Among other returning LOTR cast members, Ian McKellen is Ian McKellen, meaning he demonstrates once again why he was born to play the pivotal role of Gandalf. Christopher Lee, Cate Blanchett and Hugo Weaving also return as wizard Saruman the White, and the elves Galadriel and Elrond, but don’t quite recapture the effortless perfection of their previous performances.
One returning actor, however, completely steals the film. Andy Serkis, once again playing the motion capture Gollum to perfection. It’s a more humorous performance this time, but he shines. The scene between Freeman’s Bilbo and Serkis’ Gollum represents the film at its absolute best.

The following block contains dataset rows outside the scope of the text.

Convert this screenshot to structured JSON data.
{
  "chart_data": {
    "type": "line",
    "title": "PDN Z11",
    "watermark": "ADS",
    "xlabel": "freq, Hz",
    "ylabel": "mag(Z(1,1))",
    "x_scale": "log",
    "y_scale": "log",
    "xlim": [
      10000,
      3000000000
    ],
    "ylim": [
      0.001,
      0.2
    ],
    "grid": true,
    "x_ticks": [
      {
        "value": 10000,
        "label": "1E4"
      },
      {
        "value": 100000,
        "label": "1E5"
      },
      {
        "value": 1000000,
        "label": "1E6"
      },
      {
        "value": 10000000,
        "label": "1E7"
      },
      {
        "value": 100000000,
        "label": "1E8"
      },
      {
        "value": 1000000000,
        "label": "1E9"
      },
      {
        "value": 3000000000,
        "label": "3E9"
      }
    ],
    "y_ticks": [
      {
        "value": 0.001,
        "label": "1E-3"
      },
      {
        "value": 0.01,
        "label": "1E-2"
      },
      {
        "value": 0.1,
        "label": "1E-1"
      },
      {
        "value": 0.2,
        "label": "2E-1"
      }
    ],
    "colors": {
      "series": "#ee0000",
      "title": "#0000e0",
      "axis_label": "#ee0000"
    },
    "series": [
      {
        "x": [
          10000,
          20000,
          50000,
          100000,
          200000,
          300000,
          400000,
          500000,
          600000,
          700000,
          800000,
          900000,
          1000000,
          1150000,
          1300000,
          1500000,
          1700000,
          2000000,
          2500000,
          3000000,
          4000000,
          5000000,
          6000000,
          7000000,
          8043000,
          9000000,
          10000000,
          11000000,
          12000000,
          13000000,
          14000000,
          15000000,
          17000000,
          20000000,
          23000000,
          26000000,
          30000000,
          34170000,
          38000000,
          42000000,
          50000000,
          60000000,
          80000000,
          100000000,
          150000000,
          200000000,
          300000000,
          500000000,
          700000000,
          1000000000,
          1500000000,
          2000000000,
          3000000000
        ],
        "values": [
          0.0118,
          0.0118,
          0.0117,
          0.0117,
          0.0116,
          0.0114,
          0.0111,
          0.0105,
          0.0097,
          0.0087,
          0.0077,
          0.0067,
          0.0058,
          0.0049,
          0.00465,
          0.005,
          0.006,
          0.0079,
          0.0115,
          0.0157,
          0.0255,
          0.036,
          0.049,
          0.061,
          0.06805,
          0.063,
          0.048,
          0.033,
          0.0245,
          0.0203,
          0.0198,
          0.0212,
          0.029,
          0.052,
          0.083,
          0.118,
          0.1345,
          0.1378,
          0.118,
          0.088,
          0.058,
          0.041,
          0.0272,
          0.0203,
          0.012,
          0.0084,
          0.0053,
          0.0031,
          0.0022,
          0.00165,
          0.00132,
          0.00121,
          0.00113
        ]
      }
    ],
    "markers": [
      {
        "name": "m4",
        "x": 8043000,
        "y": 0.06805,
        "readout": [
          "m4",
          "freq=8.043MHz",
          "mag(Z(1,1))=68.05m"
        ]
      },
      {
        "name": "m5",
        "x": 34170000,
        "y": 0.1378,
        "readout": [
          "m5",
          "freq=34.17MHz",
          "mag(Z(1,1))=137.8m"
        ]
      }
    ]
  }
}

Among the new cast members, Richard Armitage is a heroic and proud Thorin Oakenshield, former Doctor Who star Sylvester McCoy does what he can with the role of Radagast but can’t salvage the mess the writers made of his character, Benedict Cumberbatch’s two motion capture characters Smaug and the Necromancer are only very briefly seen so no real judgment can be rendered, and Ken Stott stands out from the rest of the dwarves as Balin. The problem is there’s too many dwarves, and the film doesn’t give most of them much to do to really have a chance to stand out.
The acting was harder to judge than usual, because High Frame Rate’s tendency to exaggerate character movements, including gestures and facial expressions, also makes the performances seem exaggerated. If this format continues to be used, actors will have to learn to underact.
After seeing the LOTR films well over a dozen times each, I still remain emotionally invested in the story from the first scene to the last. I never really felt that while watching this film. I really think part of it is the High Frame Rate, which was more distraction then benefit. Any time a film’s format serves to point out that it’s all fakery, it’s not good, unless the filmmaker’s intent is to point out that it’s all fakery, which isn’t the intent here.
Now if you get the impression that I’m calling The Hobbit: An Unexpected Journey the worst film ever, that’s really not the case. It’s just disappointing based on the expectations I had. Some people will no doubt find it entertaining. It just didn’t have the same magic for me, and I’m saddened by that. I first read the The Hobbit as a child in the late 1970s, and it’s where my love of the fantasy genre began. I expected the film version to be better.
Disclaimer: I found the High Frame Rate format to be so fake looking and distracting, that it no doubt made it even harder for me to get into the film. Which means that my review is biased by how I experienced the film. So if you are going to see this film, I would suggest seeing it in 2D or standard 3D. If you like the film enough to want to see it a second time, maybe then you could see it in HFR 3D if you’re really curious.